Categories: Covid-19

West Coast dockworkers respond to Covid-19

Once again, in a powerful act of solidarity, the International Longshore and Warehouse Union (ILWU) is organizing to protect its members and to support the surrounding community in the coronavirus pandemic. The union has issued a list of demands striking out against unsanitary, life-threatening conditions. The union members can withhold labor in the shipping ports that control commerce to back up their demands.

The ILWU held a press conference along with local leaders from the Bay Area’s Filipino community during the third week in March to demand that contaminated waste from the Grand Princess cruise ship, quarantined in San Francisco Bay, be safely disposed of. Also, they demanded adequate medical treatment for all workers still aboard the vessel and a safe repatriation of the staff.

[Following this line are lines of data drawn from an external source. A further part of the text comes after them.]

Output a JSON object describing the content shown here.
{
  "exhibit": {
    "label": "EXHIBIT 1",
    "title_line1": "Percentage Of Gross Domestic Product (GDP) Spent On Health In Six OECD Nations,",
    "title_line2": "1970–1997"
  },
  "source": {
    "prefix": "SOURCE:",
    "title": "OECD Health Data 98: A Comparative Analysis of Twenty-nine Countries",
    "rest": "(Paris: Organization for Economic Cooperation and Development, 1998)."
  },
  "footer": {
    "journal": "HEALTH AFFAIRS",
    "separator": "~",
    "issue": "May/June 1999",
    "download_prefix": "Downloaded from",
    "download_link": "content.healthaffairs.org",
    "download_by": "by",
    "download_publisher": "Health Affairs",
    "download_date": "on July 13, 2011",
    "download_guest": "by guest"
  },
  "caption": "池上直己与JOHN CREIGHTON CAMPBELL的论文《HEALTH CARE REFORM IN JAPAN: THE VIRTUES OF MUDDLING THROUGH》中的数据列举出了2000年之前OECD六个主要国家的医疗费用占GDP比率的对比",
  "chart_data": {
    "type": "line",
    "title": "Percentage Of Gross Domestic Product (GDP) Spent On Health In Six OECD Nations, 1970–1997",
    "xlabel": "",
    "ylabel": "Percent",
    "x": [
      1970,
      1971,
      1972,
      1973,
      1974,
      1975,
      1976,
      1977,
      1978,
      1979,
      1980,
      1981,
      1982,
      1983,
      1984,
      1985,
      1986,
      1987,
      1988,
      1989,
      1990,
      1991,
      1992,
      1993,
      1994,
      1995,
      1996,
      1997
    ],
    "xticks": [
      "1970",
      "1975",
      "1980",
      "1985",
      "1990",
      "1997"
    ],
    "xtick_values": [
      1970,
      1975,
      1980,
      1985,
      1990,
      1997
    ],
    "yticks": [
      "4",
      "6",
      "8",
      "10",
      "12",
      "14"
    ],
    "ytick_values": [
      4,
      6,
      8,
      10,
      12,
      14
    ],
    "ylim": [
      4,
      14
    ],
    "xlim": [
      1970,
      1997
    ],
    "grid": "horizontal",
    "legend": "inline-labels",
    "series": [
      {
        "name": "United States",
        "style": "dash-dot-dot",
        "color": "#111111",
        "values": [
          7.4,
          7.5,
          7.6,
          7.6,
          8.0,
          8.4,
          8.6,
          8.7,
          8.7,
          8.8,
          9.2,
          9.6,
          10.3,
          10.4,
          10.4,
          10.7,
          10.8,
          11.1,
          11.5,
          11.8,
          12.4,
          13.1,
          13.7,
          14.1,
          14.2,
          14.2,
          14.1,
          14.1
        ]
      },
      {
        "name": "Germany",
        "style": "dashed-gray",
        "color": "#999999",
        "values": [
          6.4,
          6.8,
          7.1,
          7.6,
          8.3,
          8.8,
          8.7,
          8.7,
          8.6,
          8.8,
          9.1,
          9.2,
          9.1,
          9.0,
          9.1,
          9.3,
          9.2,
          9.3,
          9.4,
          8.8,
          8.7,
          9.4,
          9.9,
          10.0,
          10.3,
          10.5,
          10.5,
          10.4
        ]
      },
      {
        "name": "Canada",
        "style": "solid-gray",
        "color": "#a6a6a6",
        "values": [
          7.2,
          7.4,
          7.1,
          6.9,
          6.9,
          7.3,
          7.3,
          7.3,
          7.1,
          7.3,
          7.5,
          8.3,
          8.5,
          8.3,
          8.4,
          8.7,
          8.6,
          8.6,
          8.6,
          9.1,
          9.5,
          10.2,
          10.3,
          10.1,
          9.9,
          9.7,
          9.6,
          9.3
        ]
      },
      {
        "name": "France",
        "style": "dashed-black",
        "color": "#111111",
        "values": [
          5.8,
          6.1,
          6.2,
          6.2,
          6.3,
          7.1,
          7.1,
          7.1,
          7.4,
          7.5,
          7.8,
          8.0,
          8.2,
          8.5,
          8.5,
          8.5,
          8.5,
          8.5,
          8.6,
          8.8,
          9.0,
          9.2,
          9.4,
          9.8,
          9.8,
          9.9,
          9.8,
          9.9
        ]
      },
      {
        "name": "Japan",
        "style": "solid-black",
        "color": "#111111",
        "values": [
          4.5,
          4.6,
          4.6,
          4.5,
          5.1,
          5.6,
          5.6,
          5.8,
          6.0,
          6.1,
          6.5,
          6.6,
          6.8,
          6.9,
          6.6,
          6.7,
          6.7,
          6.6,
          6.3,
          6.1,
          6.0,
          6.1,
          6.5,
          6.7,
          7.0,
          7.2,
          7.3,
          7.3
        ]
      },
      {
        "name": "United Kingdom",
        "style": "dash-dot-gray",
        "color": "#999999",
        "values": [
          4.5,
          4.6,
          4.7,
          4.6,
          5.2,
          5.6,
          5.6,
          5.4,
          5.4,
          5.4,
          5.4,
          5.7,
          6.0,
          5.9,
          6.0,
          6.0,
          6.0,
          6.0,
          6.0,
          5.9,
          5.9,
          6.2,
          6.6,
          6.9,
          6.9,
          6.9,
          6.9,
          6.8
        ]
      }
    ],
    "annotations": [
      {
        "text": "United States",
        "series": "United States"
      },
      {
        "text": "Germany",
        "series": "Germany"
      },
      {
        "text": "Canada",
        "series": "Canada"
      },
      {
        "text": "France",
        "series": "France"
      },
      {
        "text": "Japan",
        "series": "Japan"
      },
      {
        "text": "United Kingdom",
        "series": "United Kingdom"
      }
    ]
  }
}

Port companies had planned to expose both dockworkers and community members to the coronavirus by trucking the waste through the East Bay community. The ILWU demanded that the contaminated waste from the ship be disposed of safely through water-side offloading and barge removal. After the press conference, the port bosses backed down and agreed to union and community members’ demands.

While the dockworkers on the West Coast continue to fight for sanitation standards, the ILWU is using its power to support the thousands of workers they represent in industries “on the other side of the gate,” referring to workers outside of the port terminals. From the nearly 400 workers laid off at Powell’s Books in Portland, Ore., to the workers at Anchorsteam Brewing in San Francisco, to education, veterinarian and warehouse workers, the ILWU is working to ensure that inland workers have safe working conditions and enough cash to survive.

It is courageous for the ILWU to make these demands while it is under intense union-busting pressure from legal proceedings. In Portland, a judge awarded the terminal operator ICTS a $96-million settlement against the ILWU for a slowdown action which began in 2012. Although the original award to ICTS was later reduced by $19 million, it is still more than twice the ILWU’s total assets, threatening the dockworkers’ union with bankruptcy.

A union spokesperson says: “The ILWU has been hit with this massive fine that will have a chilling effect not only for the longshoremen’s union, but for workers far beyond the waterfront if we don’t act. Now is the time to organize in the face of this terrifying disease. 

“And as the saying goes, an injury to one is an injury to all. That’s never been more true than right now.”